Франсуа и Мальвази. II том - страница 56



– Merum sobriam male obet, – возразил аббат Витербо, на казавшуюся неоспоримой речь монаха, ответив латинской фразой, что значило: излишняя умеренность плохо пахнет. А вся латынь казалась тому выбранной из Библии и истинной.

– Она зачастую бывает лишь лицемерна, – то есть умеренность, продолжал аббат, – Добрые католики-монахи если когда и распустятся, то после усиленно каятся и премного искупляют свой грех. И большей частью на них наговаривают заклятые враги истинной веры: пытаются расколоть верующий мир посеять семя раздора в души каждого и натравить друг на друга.

– Но не кто иные как католики нанесли мне большой ущерб.

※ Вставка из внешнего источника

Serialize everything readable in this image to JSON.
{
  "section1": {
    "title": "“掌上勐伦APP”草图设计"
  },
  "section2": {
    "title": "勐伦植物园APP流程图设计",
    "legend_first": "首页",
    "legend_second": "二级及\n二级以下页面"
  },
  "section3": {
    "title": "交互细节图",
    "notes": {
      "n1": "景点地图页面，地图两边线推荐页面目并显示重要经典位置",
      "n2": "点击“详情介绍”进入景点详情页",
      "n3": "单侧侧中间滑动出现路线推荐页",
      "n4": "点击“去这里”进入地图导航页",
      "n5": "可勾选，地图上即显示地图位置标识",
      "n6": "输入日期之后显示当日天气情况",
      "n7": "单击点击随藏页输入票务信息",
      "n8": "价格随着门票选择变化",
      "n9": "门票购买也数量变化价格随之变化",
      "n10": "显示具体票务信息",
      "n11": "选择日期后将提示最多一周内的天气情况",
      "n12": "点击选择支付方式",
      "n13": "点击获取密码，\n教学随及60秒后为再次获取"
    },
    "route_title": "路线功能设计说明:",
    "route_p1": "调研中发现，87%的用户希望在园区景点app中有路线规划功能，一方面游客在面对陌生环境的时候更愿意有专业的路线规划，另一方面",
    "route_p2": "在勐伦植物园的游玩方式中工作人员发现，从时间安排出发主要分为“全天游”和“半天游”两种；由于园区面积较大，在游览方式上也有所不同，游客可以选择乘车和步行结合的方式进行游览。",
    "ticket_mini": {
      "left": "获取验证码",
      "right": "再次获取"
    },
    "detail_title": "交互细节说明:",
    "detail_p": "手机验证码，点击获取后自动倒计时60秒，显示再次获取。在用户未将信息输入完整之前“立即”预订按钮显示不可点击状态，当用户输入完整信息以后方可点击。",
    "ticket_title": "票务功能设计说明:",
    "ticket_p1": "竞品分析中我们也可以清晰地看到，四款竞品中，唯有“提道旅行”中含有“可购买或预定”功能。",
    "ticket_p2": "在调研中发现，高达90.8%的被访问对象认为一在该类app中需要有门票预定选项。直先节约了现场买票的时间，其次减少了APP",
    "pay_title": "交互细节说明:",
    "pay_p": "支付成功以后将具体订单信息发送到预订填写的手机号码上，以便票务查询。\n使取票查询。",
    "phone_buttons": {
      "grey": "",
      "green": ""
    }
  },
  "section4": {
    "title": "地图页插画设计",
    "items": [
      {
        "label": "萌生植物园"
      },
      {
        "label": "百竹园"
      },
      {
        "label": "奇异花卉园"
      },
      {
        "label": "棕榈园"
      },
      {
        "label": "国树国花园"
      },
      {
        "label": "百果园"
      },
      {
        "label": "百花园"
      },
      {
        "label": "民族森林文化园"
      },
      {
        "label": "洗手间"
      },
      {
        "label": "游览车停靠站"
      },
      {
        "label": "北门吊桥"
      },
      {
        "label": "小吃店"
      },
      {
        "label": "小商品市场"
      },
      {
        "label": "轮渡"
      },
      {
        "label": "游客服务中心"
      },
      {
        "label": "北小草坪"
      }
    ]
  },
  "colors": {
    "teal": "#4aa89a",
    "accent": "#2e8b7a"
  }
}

– Воздай за зло добром, так гласит заповедь Божия.

– Я сомневаюсь…

– Блажен кто сомневается. Это сын мой тоже заповедь. Всяк сомневающемуся дано время, иначе в загробном мире его ждет ад!

– Господи! Прости меня! Mea culpa22, – вскрикнул вдруг испугавшийся монах, чем разбудил задремавшего было Бертона, посмотревшего на взбесившегося монаха как на ненормального.

– А твое отступное время боюсь прошло, и невозможно будет никак вымолить прощение и умалить грехи свои, которые ты скапливаешь, читая иные псалмы.

– Mea culpa!… Mea culpa! – шопотом твердил донятый монах, раньше бывший католиком и всегда благоволивший к прошлому, и наверняка бы вернулся, если б не карьера. Но красноречие ученого аббата Витербо к старости становившегося все более религиозным за дни и долгие часы разговоров брало потихоньку верх, доходя порой до слез.

– И я бы охотно спросил тебя, сын мой, и даже прочитал бы: «Ih Manus» в руки твои, во спасение души твоей, но в искупление этого мало. Отступничество есть великий грех.

– Как мне быть?

– Hic portu sabitis – здесь спасительная гавань. И для этого совсем не нужно никуда ехать. У Сьюдаделы есть святая обитель, – указывал рукой аббат Витербо через деревянную стену вглубь острова. – Год послушничества – хорошее зачинание.

– Но на мне висит долг службы, я обязан быть исповедником для протестантов. Я присягал на верность английской королеве, наконец меня просто не отпустят, по закону я должен выполнить свою миссию. Но закон!?

– Присягал на верность протестантке, еритичке. А что касается законов, знаком ли тебе этот псалм: Fiat ut a voliut Deus: Deus jura homimum fecit – да исполнится Божья воля, Бог устанавливает законы человеческие.

– Но мне не дадут вступить!

– Mikil fakilius – нет ничего легче, важна искренность. Тебе нужно покаятся в своих грехах и исповедоваться, только тогда я смогу заступиться за тебя в своих молитвах перед Богом и настоятелем обители. Но для этого ты должен очень много каяться квантум сатис23. Читай «Ave» и «Pater» они благотворно помогают. Пойдем я запру тебя на ночь в молельне. Я потом решу когда будет confiteor24.

…Баскет облегченно успокоился на счет того, не собирается ли аббат переманивать капеллана на свою политическую сторону и посвящать в их планы, побежал докладывать графу д’Олону о том, что один уже готов, со слезами на глазах.

– Ну и что?

– Как ну и что, он же ведь не пьющий, – оглядевшись по темным сторонам на палубе, стараясь потише, проговорил он графу.

– Сами же и довели.

– Но он не пьет, вообще не пьет.

– Вообще не пить невозможно, от жажды умирают…

…Сколько сейчас времени, не пора еще начинать?

– Минут через десять должен прийти тавернщик, а вот он кажется и идет.

– Это эта гадина кажется ползет… Так, ты стой здесь, следи, я пойду вытравлю его оттуда. Скажешь Капече, когда этот мозгляк слиняет отсюда.